The odds of a further cash rate cut this year are growing, with predictions it could happen as early as today, according to financial comparison website RateCity.
The group analysed over 20 global and domestic economic indicators in an attempt to understand what will influence the RBA’s cash rate decision when its board meets this morning.
RateCity financial analyst Peter Arnold said overseas activity could have a strong hand in deciding the outcome.
“With the events of the past fortnight – the economic situation in China and how that had fed into the Australian share market’s mini crash – the chance of a cash rate cut has increased significantly,” he said.
“Whether the RBA cuts [today] is very hard to say. While it looks like a cut is the likely outcome it’s all about the timing.

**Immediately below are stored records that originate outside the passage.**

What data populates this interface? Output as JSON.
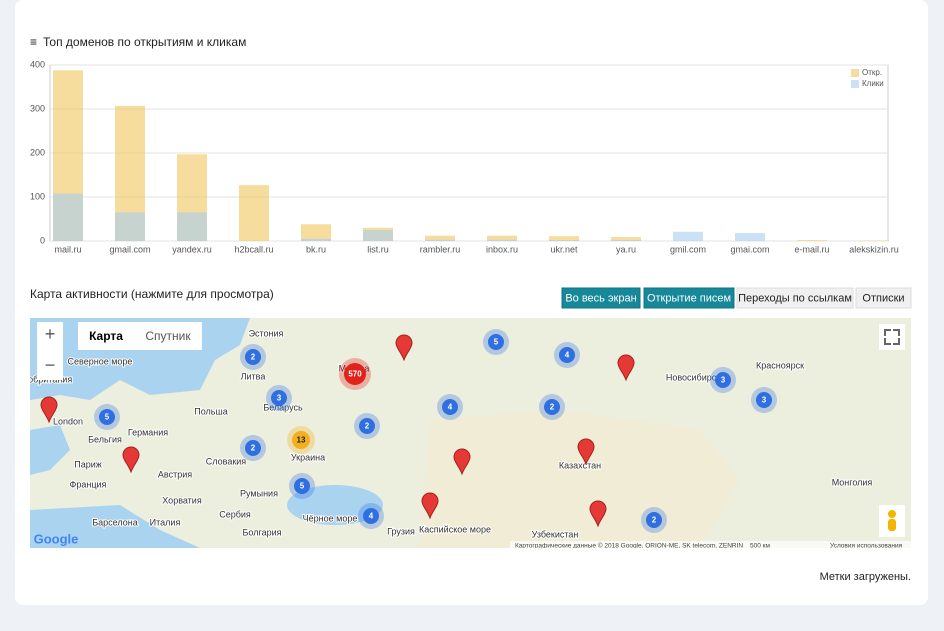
{
  "header": {
    "title": "Топ доменов по открытиям и кликам"
  },
  "chart_data": {
    "type": "bar",
    "categories": [
      "mail.ru",
      "gmail.com",
      "yandex.ru",
      "h2bcall.ru",
      "bk.ru",
      "list.ru",
      "rambler.ru",
      "inbox.ru",
      "ukr.net",
      "ya.ru",
      "gmil.com",
      "gmai.com",
      "e-mail.ru",
      "alekskizin.ru"
    ],
    "series": [
      {
        "name": "Откр.",
        "color": "#f0c75e",
        "values": [
          388,
          307,
          197,
          127,
          38,
          30,
          12,
          12,
          11,
          9,
          0,
          0,
          2,
          1
        ]
      },
      {
        "name": "Клики",
        "color": "#a9cdef",
        "values": [
          108,
          65,
          65,
          0,
          5,
          25,
          3,
          3,
          2,
          2,
          21,
          18,
          0,
          0
        ]
      }
    ],
    "ylim": [
      0,
      400
    ],
    "yticks": [
      0,
      100,
      200,
      300,
      400
    ],
    "grid": true,
    "legend": "top-right"
  },
  "map_section": {
    "title": "Карта активности (нажмите для просмотра)",
    "buttons": [
      "Во весь экран",
      "Открытие писем",
      "Переходы по ссылкам",
      "Отписки"
    ],
    "map_types": [
      "Карта",
      "Спутник"
    ],
    "places": [
      "Эстония",
      "Литва",
      "Беларусь",
      "Польша",
      "Германия",
      "Бельгия",
      "Франция",
      "Украина",
      "Румыния",
      "Словакия",
      "Австрия",
      "Хорватия",
      "Италия",
      "Сербия",
      "Болгария",
      "Грузия",
      "Чёрное море",
      "Казахстан",
      "Узбекистан",
      "Монголия",
      "Новосибирск",
      "Красноярск",
      "Северное море",
      "ликобритания",
      "London",
      "Москва",
      "Каспийское море",
      "Барселона",
      "Париж"
    ],
    "clusters": [
      2,
      3,
      5,
      2,
      13,
      5,
      4,
      570,
      2,
      4,
      5,
      4,
      2,
      3,
      3,
      2
    ],
    "logo": "Google",
    "attribution": "Картографические данные © 2018 Google, ORION-ME, SK telecom, ZENRIN",
    "scale": "500 км",
    "terms": "Условия использования"
  },
  "status": "Метки загружены."
}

I think we’ll get a cut this year and I’m betting on a cut by the time Melbourne Cup runs in November.”
Mr Arnold noted that beyond global economic pressures, a buoyant domestic housing market will influence the board’s decision today.
“While on one hand the lenders are looking to put the brakes on investor lending, the flipside of that is that owner-occupiers are being given hotter deals on home loan rates in some cases,” he said.
“What that means is that the RBA has less need to cut because owner-occupiers are getting better deals on home loan rates without the need for the RBA’s prodding. But on the other hand, if the RBA board wants to cut the cash rate, they can do so safely because a cut is unlikely to be passed on by the lenders to investor borrowers.”